SpaceX did not specify the nature of the "recovery issue," but it is presumably related to the company's plan to recover the first stage of the two-stage Falcon 9 rocket by landing it on the company's drone ship "Just Read the Instructions" in the Atlantic Ocean. Good weather at the floating landing pad is required to ensure a safe landing.
Today's launch had a 30% chance of bad weather affecting a liftoff from Pad 39A, according to the U.S. Space Force's 45th Weather Squadron.
Recovering Falcon 9 rocket boosters is a key part of SpaceX's plan to reduce the cost of spaceflight while scaling up the company's launch pace. The Falcon 9 first stage on this mission has already flown twice before this year.

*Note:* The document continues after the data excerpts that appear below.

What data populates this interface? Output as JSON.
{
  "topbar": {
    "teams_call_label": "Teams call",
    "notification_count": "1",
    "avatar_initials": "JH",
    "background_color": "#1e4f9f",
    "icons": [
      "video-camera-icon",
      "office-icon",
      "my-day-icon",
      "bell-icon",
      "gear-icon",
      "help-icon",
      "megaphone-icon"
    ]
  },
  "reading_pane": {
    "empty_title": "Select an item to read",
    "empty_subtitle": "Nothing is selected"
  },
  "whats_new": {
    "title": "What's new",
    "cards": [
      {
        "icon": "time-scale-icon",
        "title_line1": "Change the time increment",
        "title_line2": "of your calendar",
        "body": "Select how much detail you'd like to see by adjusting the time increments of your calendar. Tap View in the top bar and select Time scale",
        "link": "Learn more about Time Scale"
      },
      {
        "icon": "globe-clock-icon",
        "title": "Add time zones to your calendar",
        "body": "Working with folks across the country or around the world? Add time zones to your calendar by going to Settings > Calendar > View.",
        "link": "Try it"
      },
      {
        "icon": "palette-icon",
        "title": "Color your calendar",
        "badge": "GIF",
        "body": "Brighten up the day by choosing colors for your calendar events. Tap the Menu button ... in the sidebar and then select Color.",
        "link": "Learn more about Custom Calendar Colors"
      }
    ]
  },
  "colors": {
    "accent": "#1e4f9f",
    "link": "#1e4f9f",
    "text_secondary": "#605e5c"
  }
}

It launched SpaceX's Demo-2 astronaut mission for NASA in May, then flew again in July to deliver the South Korean military satellite ANASIS-II into orbit.
SpaceX has launched 16 missions so far in 2020, with this flight, called Starlink 12, set to be the 13th Starlink mission since 2019.
SpaceX has launched more than 700 Starlink satellites into orbit to build a massive constellation designed to provide high-speed broadband internet access around the world. The company initially plans to build a constellation of 1,400 satellites, with a core of between 500 and 800 required for initial service, SpaceX CEO Elon Musk has said.
Editor's note: This story was updated at 12:20 a.m. ET on Sept. 18 with the news that SpaceX will not attempt to launch on Sept. 18.